Il turismo non come semplice fattore di attrattività, ma come fenomeno che incide profondamente sulla vita delle persone e sull’equilibrio dei territori: il costo dell’abitare, l’uso degli spazi pubblici, le ripercussioni sulla mobilità e i servizi, il rapporto tra residenti e visitatori e la qualità del lavoro nel settore. Di tutto questo si è occupata la ricerca “Ripensare il turismo” curata da Flavia Cortelezzi, Michela Segato, Stefano Fanetti e Deborah Toschi, presentata durante l’assemblea generale della Cgil di Como organizzata in biblioteca comunale.
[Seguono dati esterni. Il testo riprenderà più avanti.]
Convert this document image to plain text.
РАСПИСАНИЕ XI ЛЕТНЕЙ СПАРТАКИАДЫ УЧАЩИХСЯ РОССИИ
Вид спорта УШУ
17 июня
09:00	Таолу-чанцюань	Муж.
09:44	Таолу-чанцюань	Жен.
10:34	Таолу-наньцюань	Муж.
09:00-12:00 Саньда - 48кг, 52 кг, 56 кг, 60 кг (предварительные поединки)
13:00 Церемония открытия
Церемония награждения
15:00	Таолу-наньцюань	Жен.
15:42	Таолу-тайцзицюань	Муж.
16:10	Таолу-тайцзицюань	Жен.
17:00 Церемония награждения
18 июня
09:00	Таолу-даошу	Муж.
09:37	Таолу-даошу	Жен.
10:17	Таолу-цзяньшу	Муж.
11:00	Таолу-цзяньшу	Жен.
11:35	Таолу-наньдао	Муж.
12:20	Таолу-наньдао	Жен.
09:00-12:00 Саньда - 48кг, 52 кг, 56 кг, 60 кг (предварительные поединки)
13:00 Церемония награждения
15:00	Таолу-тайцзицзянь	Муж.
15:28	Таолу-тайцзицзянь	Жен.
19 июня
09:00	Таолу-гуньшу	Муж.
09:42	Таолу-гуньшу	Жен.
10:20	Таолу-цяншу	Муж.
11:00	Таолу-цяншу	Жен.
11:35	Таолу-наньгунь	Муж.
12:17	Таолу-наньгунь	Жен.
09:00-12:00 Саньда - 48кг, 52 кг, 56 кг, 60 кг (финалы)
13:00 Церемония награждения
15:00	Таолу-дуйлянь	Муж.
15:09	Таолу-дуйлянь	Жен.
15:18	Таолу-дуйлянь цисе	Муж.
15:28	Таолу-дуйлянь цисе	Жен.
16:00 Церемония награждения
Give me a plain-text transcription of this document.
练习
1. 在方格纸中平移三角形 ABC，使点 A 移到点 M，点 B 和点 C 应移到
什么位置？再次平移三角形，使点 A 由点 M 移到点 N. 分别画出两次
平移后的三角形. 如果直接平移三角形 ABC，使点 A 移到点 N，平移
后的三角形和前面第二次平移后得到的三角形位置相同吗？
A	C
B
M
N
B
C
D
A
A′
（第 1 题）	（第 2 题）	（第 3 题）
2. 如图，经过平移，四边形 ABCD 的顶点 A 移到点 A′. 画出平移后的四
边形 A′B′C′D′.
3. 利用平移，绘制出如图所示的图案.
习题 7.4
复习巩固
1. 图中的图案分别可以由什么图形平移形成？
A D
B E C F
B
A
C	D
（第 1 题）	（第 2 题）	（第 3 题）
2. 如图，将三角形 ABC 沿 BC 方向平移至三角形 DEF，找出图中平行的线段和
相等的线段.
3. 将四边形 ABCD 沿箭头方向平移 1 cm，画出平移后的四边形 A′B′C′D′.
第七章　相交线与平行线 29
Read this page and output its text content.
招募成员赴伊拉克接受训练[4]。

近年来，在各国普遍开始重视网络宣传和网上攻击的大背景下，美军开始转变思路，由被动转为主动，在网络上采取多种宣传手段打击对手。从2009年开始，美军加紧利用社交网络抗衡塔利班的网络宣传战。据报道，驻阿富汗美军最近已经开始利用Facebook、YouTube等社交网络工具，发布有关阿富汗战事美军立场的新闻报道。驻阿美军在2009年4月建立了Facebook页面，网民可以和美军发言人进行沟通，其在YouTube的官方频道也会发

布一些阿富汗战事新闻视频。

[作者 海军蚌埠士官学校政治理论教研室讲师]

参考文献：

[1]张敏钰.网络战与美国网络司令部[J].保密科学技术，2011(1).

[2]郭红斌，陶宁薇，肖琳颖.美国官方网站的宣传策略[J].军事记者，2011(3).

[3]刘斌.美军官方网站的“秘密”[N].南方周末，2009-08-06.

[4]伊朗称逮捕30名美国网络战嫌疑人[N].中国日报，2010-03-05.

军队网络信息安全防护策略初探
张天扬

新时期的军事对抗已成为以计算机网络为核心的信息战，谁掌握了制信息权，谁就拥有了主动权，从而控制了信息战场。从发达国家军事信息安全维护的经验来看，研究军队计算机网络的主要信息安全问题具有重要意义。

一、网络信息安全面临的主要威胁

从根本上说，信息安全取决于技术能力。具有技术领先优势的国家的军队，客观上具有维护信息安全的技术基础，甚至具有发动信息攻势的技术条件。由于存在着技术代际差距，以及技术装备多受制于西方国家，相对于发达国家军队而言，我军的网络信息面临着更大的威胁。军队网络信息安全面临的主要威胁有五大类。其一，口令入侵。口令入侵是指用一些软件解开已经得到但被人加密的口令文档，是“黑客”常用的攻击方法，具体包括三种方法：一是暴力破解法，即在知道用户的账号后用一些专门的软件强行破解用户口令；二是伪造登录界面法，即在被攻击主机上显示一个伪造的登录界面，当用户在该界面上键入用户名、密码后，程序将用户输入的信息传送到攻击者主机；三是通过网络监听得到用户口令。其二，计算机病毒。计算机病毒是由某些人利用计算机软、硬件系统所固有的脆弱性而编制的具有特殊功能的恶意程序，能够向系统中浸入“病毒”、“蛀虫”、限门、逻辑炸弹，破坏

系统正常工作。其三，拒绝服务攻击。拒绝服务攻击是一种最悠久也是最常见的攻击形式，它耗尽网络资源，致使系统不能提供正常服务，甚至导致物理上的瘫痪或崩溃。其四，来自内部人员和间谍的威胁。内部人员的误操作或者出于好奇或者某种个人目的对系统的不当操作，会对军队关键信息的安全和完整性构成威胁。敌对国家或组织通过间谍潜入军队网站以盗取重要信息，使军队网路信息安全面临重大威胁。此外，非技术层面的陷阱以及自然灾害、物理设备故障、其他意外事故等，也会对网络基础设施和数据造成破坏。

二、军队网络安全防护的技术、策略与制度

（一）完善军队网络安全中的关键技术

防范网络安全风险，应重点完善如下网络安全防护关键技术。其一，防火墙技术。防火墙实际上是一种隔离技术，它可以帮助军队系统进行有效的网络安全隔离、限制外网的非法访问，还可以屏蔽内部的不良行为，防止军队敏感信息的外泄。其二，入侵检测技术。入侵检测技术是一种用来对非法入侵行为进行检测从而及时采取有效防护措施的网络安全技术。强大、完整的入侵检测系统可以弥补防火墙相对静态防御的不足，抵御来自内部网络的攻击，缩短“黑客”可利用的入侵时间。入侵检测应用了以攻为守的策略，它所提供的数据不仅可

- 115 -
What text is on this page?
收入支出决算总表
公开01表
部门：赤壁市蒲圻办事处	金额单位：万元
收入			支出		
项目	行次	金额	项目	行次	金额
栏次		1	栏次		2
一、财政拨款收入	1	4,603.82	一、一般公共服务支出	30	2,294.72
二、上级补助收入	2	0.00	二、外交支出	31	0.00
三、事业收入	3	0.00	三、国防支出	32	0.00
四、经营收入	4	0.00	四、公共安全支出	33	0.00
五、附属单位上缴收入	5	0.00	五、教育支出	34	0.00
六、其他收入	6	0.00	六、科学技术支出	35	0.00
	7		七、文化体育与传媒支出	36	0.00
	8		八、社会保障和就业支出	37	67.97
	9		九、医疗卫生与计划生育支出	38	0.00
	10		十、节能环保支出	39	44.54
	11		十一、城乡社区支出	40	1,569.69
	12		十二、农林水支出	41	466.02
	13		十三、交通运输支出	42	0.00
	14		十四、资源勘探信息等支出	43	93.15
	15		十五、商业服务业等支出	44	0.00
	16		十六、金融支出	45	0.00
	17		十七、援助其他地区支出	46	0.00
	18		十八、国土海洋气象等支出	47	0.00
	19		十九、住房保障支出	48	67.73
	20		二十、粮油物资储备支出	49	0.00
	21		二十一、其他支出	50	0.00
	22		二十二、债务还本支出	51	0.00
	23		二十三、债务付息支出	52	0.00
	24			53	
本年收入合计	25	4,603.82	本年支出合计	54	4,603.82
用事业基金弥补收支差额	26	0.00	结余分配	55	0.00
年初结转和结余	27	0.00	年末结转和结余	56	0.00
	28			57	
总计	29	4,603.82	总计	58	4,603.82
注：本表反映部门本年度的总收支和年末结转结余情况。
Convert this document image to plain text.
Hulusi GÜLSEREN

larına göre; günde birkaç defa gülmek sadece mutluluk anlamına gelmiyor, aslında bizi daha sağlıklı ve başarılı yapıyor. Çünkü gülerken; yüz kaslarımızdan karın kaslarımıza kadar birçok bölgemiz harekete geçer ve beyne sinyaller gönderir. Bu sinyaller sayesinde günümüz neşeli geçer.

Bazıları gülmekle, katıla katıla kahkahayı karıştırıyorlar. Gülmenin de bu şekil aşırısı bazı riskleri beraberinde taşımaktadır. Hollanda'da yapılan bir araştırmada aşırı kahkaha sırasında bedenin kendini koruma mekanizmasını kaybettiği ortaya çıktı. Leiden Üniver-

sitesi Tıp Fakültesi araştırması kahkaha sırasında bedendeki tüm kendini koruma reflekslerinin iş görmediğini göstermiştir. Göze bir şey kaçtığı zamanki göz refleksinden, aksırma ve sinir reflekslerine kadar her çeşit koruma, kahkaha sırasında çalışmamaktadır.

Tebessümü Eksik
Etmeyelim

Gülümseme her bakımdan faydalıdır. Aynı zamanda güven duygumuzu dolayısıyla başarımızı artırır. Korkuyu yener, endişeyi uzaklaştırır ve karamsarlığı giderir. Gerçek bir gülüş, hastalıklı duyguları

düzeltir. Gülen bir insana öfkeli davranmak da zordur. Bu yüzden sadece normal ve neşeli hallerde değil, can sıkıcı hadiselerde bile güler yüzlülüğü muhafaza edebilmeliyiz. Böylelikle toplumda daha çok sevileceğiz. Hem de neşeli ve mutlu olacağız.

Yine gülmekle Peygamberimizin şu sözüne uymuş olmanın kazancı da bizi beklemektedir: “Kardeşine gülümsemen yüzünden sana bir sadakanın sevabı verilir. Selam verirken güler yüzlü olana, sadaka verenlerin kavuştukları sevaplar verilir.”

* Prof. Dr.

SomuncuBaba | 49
In una provincia come quella lariana, segnata negli ultimi anni da una forte attrattività internazionale, il tema diventa di stretta attualità e pone una serie di interrogativi per il futuro.
Come sottolineato dal segretario generale Sandro Estelli, è necessario governare questi processi “con uno sguardo che tenga insieme sviluppo, giustizia sociale, dignità del lavoro e vivibilità delle comunità locali. Un territorio – viene precisato – è davvero attrattivo solo se resta accessibile e vivibile per chi lo abita e dignitoso per chi ci lavora”.
L’Assemblea generale di oggi ha affrontato anche il quadro politico, sociale ed economico che attraversa il territorio e l’intero Paese: dalla necessità di pace al lavoro, dalla sanità al futuro del manifatturiero comasco.
Sono stati anche richiamati i prossimi impegni dell’organizzazione: il presidio regionale dell’11 aprile per la difesa della sanità pubblica, lo sciopero unitario del 17 aprile nella sanità privata, l’attivo unitario dell’8 aprile sulla contrattazione sociale e l’iniziativa del 30 aprile a Como dedicata alla proposta di legge di iniziativa popolare della CGIL sulla sanità, con la presenza della segretaria confederale Daniela Barbaresi.